Что-то мелькнуло в моей памяти, ускользающее, дразнящее… то ли обрывок слышанного разговора, то ли строки секретного донесения… нет, не вспомнить. «Хейнкель»… Гималаи… Нечто, связанное чуть ли не с самим Первым… Но что же?!
Я чувствовал себя сыщиком, Ником Картером в лихорадке поиска. Добраться до самолета не представлялось возможным, да и вряд ли нашлась бы разгадка среди гари и лома, — но, спускаясь вдоль оползня, ежеминутно ожидал я новых открытий. И не ошибся.

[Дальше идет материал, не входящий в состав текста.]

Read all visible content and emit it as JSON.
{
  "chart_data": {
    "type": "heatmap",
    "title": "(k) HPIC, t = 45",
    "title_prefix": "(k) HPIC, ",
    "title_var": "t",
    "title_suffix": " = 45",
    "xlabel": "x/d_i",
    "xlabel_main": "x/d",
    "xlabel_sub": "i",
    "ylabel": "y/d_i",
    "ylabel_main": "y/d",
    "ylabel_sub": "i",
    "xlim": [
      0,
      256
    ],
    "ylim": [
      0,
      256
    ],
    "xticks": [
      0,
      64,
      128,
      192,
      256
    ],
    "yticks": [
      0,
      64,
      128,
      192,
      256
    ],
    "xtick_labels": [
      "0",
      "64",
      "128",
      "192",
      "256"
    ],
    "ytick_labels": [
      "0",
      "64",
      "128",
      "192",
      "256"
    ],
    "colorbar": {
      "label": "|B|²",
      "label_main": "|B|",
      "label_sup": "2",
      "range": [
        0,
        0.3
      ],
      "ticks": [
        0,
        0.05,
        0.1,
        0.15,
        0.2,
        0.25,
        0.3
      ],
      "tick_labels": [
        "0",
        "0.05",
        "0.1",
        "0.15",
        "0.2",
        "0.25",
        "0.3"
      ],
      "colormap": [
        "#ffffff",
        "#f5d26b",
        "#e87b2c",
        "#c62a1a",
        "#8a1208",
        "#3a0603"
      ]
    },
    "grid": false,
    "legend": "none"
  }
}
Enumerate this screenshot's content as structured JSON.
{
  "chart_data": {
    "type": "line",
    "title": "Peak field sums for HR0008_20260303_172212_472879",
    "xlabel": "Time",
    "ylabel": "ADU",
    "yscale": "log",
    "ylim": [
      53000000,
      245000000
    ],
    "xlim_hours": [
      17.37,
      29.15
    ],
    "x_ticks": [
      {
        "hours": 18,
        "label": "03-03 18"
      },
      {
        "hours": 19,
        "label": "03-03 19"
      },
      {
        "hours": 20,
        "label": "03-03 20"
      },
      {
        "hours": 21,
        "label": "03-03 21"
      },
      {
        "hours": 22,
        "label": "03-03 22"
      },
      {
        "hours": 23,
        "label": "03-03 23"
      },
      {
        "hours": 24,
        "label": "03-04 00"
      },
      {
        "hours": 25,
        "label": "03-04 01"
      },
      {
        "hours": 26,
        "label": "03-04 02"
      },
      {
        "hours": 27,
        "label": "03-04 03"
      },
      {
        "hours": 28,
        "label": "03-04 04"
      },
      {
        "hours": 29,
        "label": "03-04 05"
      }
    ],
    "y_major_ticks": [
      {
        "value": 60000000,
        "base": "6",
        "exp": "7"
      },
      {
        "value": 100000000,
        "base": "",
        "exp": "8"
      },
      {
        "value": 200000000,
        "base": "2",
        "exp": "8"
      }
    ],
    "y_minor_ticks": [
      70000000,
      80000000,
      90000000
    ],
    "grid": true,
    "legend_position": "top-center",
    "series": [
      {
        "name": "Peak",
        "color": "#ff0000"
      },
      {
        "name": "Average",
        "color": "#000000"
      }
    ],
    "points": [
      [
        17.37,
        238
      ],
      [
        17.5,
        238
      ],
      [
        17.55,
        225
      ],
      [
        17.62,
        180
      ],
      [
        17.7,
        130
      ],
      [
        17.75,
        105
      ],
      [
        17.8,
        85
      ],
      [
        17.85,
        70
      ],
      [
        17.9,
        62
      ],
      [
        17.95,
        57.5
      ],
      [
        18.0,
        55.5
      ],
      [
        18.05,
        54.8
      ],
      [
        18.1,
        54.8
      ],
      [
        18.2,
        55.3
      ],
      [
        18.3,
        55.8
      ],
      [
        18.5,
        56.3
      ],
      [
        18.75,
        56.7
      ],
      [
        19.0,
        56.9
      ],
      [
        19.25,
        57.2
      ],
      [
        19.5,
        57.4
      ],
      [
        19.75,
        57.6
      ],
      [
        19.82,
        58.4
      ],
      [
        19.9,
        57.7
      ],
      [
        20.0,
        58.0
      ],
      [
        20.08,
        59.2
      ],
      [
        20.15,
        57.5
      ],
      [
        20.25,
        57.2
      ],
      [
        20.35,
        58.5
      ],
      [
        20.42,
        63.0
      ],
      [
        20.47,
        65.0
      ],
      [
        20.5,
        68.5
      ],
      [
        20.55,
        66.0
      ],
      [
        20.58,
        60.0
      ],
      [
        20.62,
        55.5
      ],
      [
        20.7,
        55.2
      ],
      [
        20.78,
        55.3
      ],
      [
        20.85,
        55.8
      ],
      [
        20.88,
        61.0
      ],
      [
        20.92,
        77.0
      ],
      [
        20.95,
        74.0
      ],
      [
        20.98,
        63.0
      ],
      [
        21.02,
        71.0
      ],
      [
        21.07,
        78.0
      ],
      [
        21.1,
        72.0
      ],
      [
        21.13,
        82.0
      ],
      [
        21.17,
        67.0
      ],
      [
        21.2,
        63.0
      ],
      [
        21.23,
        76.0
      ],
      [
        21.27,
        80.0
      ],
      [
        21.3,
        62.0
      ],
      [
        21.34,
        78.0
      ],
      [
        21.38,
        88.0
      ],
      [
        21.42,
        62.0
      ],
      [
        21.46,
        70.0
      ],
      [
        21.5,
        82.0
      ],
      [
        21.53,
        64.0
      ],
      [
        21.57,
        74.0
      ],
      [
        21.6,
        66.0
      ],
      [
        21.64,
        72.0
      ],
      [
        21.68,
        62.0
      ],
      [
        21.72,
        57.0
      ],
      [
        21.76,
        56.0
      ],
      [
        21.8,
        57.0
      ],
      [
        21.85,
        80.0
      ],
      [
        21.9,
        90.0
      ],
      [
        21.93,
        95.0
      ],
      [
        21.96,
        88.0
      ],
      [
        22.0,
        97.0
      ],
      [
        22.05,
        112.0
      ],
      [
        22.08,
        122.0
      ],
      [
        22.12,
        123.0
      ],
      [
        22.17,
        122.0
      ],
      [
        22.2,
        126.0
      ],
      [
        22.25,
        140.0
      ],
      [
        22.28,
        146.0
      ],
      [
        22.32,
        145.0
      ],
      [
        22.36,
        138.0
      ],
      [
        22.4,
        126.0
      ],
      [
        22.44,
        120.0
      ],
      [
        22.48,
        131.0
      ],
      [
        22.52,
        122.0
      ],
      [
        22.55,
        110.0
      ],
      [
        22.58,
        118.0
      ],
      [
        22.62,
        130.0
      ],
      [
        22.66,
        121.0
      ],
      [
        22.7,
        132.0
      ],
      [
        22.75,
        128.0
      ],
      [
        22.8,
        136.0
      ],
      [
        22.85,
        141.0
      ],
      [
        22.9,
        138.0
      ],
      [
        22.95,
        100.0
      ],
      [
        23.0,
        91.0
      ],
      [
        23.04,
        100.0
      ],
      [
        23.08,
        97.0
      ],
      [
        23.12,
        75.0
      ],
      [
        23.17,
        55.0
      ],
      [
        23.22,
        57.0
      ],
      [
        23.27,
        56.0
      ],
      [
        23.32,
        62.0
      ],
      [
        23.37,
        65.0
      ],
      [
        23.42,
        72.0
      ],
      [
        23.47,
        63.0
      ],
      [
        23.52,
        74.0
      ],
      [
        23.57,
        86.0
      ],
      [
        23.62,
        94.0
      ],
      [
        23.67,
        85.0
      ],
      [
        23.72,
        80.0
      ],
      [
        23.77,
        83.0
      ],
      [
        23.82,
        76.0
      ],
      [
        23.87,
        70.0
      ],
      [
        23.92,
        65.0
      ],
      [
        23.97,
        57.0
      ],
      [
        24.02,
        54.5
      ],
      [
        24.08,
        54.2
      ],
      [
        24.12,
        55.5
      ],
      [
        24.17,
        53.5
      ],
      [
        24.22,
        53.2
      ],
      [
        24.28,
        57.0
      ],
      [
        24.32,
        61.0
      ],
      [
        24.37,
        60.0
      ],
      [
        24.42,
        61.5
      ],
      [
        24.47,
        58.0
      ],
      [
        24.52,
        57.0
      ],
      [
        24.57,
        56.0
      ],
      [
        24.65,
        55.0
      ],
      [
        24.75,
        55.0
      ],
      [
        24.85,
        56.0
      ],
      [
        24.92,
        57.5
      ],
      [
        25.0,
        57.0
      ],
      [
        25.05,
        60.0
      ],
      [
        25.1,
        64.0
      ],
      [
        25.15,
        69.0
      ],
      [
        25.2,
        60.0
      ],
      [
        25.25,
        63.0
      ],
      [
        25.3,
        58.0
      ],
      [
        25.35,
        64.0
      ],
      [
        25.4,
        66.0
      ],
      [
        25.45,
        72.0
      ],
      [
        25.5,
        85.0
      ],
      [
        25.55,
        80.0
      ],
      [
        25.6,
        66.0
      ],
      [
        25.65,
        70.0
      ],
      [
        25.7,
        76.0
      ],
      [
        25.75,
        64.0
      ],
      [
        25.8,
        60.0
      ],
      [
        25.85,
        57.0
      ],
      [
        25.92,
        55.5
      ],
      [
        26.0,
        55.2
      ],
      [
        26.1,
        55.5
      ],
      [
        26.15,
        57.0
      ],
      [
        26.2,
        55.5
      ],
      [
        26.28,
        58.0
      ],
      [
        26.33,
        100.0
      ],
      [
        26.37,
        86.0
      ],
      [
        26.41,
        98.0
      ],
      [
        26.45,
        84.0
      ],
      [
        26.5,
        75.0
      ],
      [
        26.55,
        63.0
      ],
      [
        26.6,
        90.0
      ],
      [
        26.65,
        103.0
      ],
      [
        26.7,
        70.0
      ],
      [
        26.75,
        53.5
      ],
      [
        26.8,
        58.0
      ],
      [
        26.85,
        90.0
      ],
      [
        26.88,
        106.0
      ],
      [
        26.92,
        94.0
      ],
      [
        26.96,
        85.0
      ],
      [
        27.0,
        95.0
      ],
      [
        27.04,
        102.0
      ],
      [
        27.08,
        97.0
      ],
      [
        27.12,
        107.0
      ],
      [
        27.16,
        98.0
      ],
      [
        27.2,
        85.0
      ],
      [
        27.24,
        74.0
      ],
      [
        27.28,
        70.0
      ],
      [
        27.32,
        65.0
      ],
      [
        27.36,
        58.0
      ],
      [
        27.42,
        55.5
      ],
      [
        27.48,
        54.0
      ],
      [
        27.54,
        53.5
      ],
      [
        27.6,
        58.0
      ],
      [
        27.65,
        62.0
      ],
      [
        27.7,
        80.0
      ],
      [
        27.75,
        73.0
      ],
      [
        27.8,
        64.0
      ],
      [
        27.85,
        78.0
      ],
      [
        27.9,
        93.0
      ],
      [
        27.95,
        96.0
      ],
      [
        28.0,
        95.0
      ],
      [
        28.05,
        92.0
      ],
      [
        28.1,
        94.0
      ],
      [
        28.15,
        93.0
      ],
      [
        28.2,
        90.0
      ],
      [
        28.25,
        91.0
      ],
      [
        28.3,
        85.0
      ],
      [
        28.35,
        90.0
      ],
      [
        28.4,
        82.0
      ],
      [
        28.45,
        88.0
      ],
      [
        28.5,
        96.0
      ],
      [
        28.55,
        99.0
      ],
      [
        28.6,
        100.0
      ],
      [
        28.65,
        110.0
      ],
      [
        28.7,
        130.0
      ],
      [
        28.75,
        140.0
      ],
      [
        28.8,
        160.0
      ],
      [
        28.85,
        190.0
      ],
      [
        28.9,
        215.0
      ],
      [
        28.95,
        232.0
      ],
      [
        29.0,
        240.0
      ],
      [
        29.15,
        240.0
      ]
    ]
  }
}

Сгущался туман; сквозь него я увидел, как ходит волнами нечто светлое, бесформенное — и вдруг вздувается объемистым пузырем. То был пустой парашют; стропы вились и шуршали по камням, словно семейство рассерженных питонов.
Я замедлил шаг, и вовремя. Навстречу сверкнуло пламя, пуля истерически вжикнула над самой головою осла. Необстрелянный, но смекалистый Калки-Аватар мигом прижал уши…

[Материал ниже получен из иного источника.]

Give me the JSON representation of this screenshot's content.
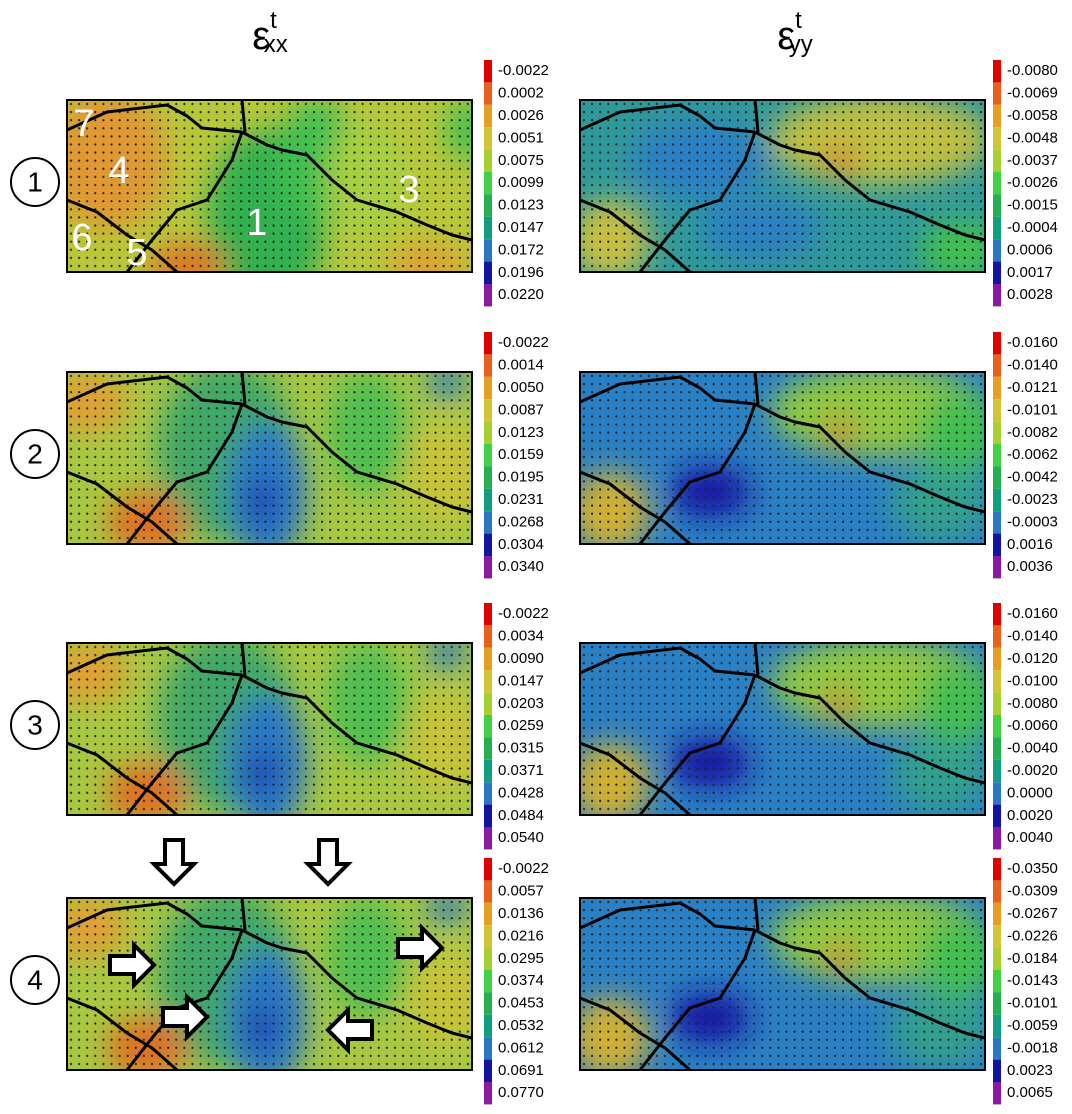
{
  "headers": [
    {
      "symbol": "ε",
      "sup": "t",
      "sub": "xx"
    },
    {
      "symbol": "ε",
      "sup": "t",
      "sub": "yy"
    }
  ],
  "rows": [
    {
      "label": "1",
      "colorbars": [
        [
          "-0.0022",
          "0.0002",
          "0.0026",
          "0.0051",
          "0.0075",
          "0.0099",
          "0.0123",
          "0.0147",
          "0.0172",
          "0.0196",
          "0.0220"
        ],
        [
          "-0.0080",
          "-0.0069",
          "-0.0058",
          "-0.0048",
          "-0.0037",
          "-0.0026",
          "-0.0015",
          "-0.0004",
          "0.0006",
          "0.0017",
          "0.0028"
        ]
      ]
    },
    {
      "label": "2",
      "colorbars": [
        [
          "-0.0022",
          "0.0014",
          "0.0050",
          "0.0087",
          "0.0123",
          "0.0159",
          "0.0195",
          "0.0231",
          "0.0268",
          "0.0304",
          "0.0340"
        ],
        [
          "-0.0160",
          "-0.0140",
          "-0.0121",
          "-0.0101",
          "-0.0082",
          "-0.0062",
          "-0.0042",
          "-0.0023",
          "-0.0003",
          "0.0016",
          "0.0036"
        ]
      ]
    },
    {
      "label": "3",
      "colorbars": [
        [
          "-0.0022",
          "0.0034",
          "0.0090",
          "0.0147",
          "0.0203",
          "0.0259",
          "0.0315",
          "0.0371",
          "0.0428",
          "0.0484",
          "0.0540"
        ],
        [
          "-0.0160",
          "-0.0140",
          "-0.0120",
          "-0.0100",
          "-0.0080",
          "-0.0060",
          "-0.0040",
          "-0.0020",
          "0.0000",
          "0.0020",
          "0.0040"
        ]
      ]
    },
    {
      "label": "4",
      "colorbars": [
        [
          "-0.0022",
          "0.0057",
          "0.0136",
          "0.0216",
          "0.0295",
          "0.0374",
          "0.0453",
          "0.0532",
          "0.0612",
          "0.0691",
          "0.0770"
        ],
        [
          "-0.0350",
          "-0.0309",
          "-0.0267",
          "-0.0226",
          "-0.0184",
          "-0.0143",
          "-0.0101",
          "-0.0059",
          "-0.0018",
          "0.0023",
          "0.0065"
        ]
      ]
    }
  ],
  "grain_labels": [
    "7",
    "4",
    "3",
    "1",
    "6",
    "5"
  ]
}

Думая лишь о том, как бы выиграть время, я метнулся под защиту здоровенной глыбы и завопил по-немецки:
— Не стрелять! Германия превыше всего!..
Кто бы ни стрелял, со своей нынешней позиции он по мне не попадет, — ну, а я тем временем достану свой «вальтер»… Но не выстрел ответил мне, а высокий, изумленно ахнувший женский голос. И тут я вспомнил все, что слышал об этом «Хейнкеле». Верно, секретнейшие сведения. Их передал мне собрат — адепт высшей ступени, служивший на Принц-Альбрехштрассе. Как офицер службы безопасности и даже как член СС, он не имел права ничего мне сообщать: но мы, посвященные Черного Ордена, связаны куда более тесными узами…

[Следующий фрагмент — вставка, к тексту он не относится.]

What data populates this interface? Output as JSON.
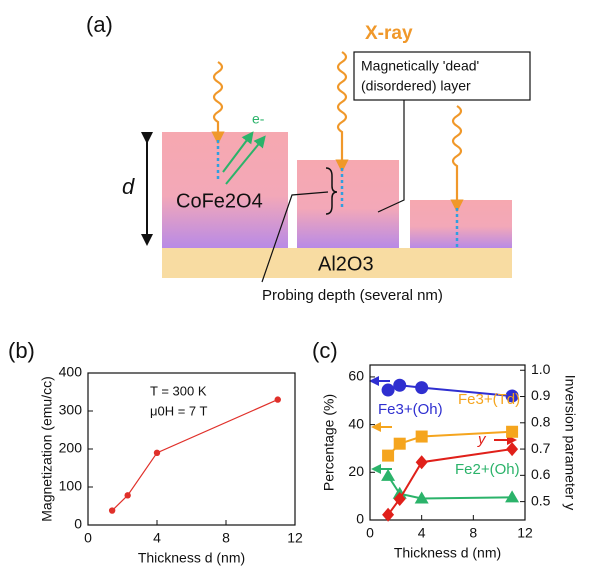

Скоро я уже склонился над нею, сняв шапку, чтобы под моей запущенной гривой и бородой легче было разглядеть черты европейца. Не в силах встать из-за вывихнутой ноги, в изорванном летном комбинезоне на меху, без шлема, все еще держа стволом вперед свой «парабеллум», сидела передо мною живая сказка немцев — пшеничноволосая, кукольно румяная, сложенная крупновато, но ладно летчица Ханна Глюк.
Мне такие никогда особо не нравились — но, что греха таить, она производила впечатление. Само здоровье, сама молодость нации! Дочь безвестных крестьян из Саксонской Швейцарии, Ханна была похожа сразу на все плакаты, которых я навидался с тридцать третьего, на картины имперских выставок живописи — в одном лице Брунгильда, Лорелея и активистка «Союза немецких девушек». Ганс Штейнхоф пытался снимать ее в каком-то из своих барабанных фильмов, но Ханна могла быть лишь самой собой и абсолютно не умела играть. Свое увлечение небом начала, как потом сообщала репортерам, с просмотра ленты «Триумф воли»: ее потрясли первые кадры, в которых самолет Вождя, летящего на партийный съезд в Нюрнберг, величаво вспарывает облака… Поступила в парашютный клуб, затем села за штурвал спортивного самолета; со своей сияющей улыбкой и «истинно нордической» внешностью попала на страницы журналов — и пошло-поехало… После дружеской беседы Геринг разрешил ей испытывать военные машины разных марок; немного погодя на одном из приемов в Каринхалле рейхсмаршал представил Ханну любимому вождю.